Milena Roveda liderou a definição do primeiro protocolo para a construção de uma central de fusão nuclear e agora aponta para novos desafios. À frente da Gauss Fusion desde sua criação em 2022, ela deixa claro que o objetivo foi sempre transformar uma promessa científica em uma plataforma industrial credível.

Em poucos anos, a Gauss Fusion consolidou-se como um dos campeões europeus no desenvolvimento da fusão nuclear. "Entrei na Gauss Fusion com um objetivo muito preciso: tirar uma das tecnologias mais complexas e promissoras do mundo do âmbito estritamente científico e torná‑la uma realidade industrial plausível", afirmou Roveda em entrevista. A executiva anunciou que deixará o cargo no próximo dia 15 de abril de 2026.

O marco que Roveda considera mais significativo é o Conceptual Design Report (CDR): não um exercício teórico, mas o primeiro projeto conceitual completo na Europa para uma usina de fusão comercial. O CDR descreve arquitetura, sistemas, lógica industrial e o percurso de desenvolvimento da planta — passou por revisão independente e foi validado por especialistas internacionais. Esse documento funciona como um alicerce: o traçado inicial da infraestrutura que permitirá a transição do laboratório ao parque industrial.

Nos últimos três anos, a empresa construiu uma equação funcional entre competências científicas e capacidades industriais, estruturou uma cadeia de fornecimento europeia e formalizou parcerias com atores-chave do setor. Segundo Roveda, o papel dela sempre foi o de pioneira e habilitadora: "entrar quando algo ainda não existe, dar estrutura, alinhar atores, tornar possível e levar até o ponto em que pode caminhar com suas próprias pernas". Trata‑se de uma função que combina visão e execução, atravessando camadas — pesquisa, indústria, capitais e instituições — para convergir em um projeto coerente.

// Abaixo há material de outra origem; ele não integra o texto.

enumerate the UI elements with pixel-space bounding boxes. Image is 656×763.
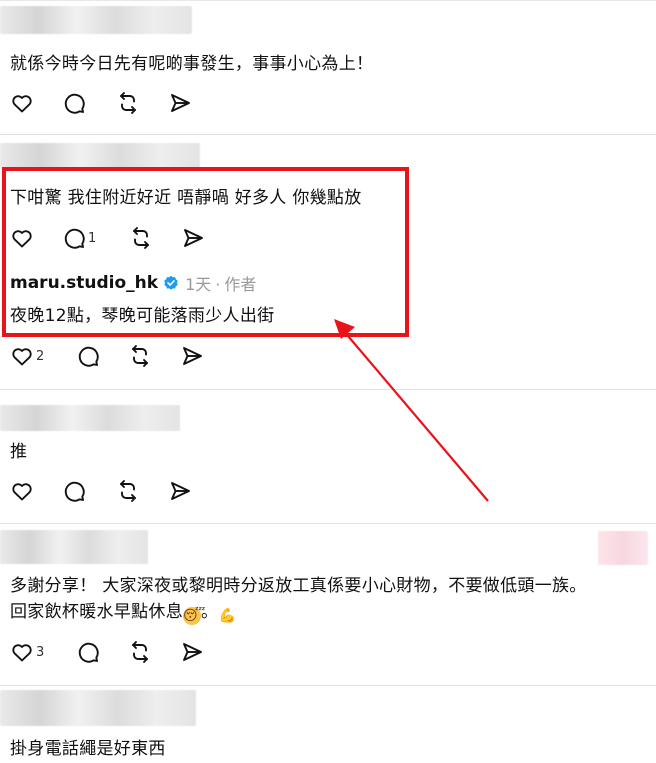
blurred-username: [0, 690, 196, 726]
comment-text-line2: 回家飲杯暖水早點休息😴。💪: [10, 597, 236, 625]
comment-icon: [62, 479, 86, 503]
flexed-biceps-emoji: 💪: [218, 608, 237, 624]
repost-icon: [128, 344, 152, 368]
like-button[interactable]: [10, 91, 62, 115]
repost-icon: [116, 479, 140, 503]
like-count: 2: [36, 348, 45, 364]
heart-icon: [10, 91, 34, 115]
action-bar: 3: [10, 640, 204, 664]
blurred-username: [0, 530, 148, 564]
punctuation: 。: [201, 602, 219, 622]
comment-icon: [76, 640, 100, 664]
comment-button[interactable]: [76, 344, 128, 368]
share-icon: [168, 479, 192, 503]
repost-button[interactable]: [116, 91, 168, 115]
like-button[interactable]: 3: [10, 640, 76, 664]
like-count: 3: [36, 644, 45, 660]
heart-icon: [10, 479, 34, 503]
heart-icon: [10, 344, 34, 368]
share-icon: [180, 344, 204, 368]
comment-text-part: 回家飲杯暖水早點休息: [10, 602, 183, 622]
comment-icon: [76, 344, 100, 368]
blurred-username: [0, 6, 192, 34]
share-button[interactable]: [168, 479, 192, 503]
share-icon: [168, 91, 192, 115]
top-border: [0, 0, 656, 1]
share-button[interactable]: [168, 91, 192, 115]
action-bar: 2: [10, 344, 204, 368]
comment-icon: [62, 91, 86, 115]
divider: [0, 134, 656, 135]
divider: [0, 685, 656, 686]
repost-button[interactable]: [116, 479, 168, 503]
comment-button[interactable]: [62, 479, 116, 503]
blurred-avatar: [598, 531, 648, 565]
divider: [0, 523, 656, 524]
like-button[interactable]: 2: [10, 344, 76, 368]
action-bar: [10, 91, 192, 115]
repost-button[interactable]: [128, 640, 180, 664]
repost-button[interactable]: [128, 344, 180, 368]
repost-icon: [128, 640, 152, 664]
comment-button[interactable]: [62, 91, 116, 115]
share-icon: [180, 640, 204, 664]
comment-text: 推: [10, 442, 28, 462]
action-bar: [10, 479, 192, 503]
blurred-username: [0, 405, 180, 431]
sleepy-face-emoji: 😴: [183, 607, 206, 625]
comment-text: 掛身電話繩是好東西: [10, 739, 166, 759]
comment-button[interactable]: [76, 640, 128, 664]
heart-icon: [10, 640, 34, 664]
divider: [0, 389, 656, 390]
highlight-box: [2, 167, 409, 337]
comment-text: 就係今時今日先有呢啲事發生，事事小心為上！: [10, 54, 374, 74]
share-button[interactable]: [180, 640, 204, 664]
blurred-username: [0, 143, 200, 169]
comment-text: 多謝分享！ 大家深夜或黎明時分返放工真係要小心財物，不要做低頭一族。: [10, 576, 587, 596]
like-button[interactable]: [10, 479, 62, 503]
repost-icon: [116, 91, 140, 115]
share-button[interactable]: [180, 344, 204, 368]
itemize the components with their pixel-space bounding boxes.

Com a validação do CDR, a Gauss Fusion entra agora na fase de engenharia. Esse é o ponto de passagem entre a investigação científica e a materialização industrial: a infraestrutura projetual precisa traduzir física e teoria em peças, processos e fornecedores, assim como uma cidade que transforma planos urbanísticos em vias, subestações e redes de transporte. É nessa camada intermediária — o espaço entre o que sabemos cientificamente e o que conseguimos realizar industrialmente — que, na visão de Roveda, se joga a grande partida da inovação tecnológica.

Para a Itália e para a Europa, o avanço representa mais do que um feito científico. É a configuração de uma nova peça no sistema nervoso da transição energética: uma usina de fusão comercial não é só um gerador de energia, mas um nó de alta complexidade tecnológica que exige integração de cadeias industriais, normas, financiamento e aceitação institucional. A robustez do CDR e a passagem à engenharia demonstram que a Gauss Fusion deixou de ser um laboratório para se tornar um programa industrial estruturado.

Roveda admite não ter decidido ainda sua próxima posição, mas mantém uma convicção clara: existe um enorme espaço entre o que a ciência produz e o que a indústria implementa, e é exatamente ali que ela pretende seguir atuando. Quer continuar dentro de desafios de alto potencial — pontes entre pesquisa e produção — onde sua experiência como construtora de ecossistemas industriais pode acelerar a materialização de tecnologias críticas.

Em termos práticos, a saída de Roveda marca o fechamento de um ciclo fundacional e o início de um novo estágio para a Gauss Fusion. A empresa entra em uma fase em que a precisão de engenharia, a coordenação da cadeia europeia e a capacidade de execução operacional definirão o ritmo da concretização da fusão nuclear como solução energética industrialmente viável.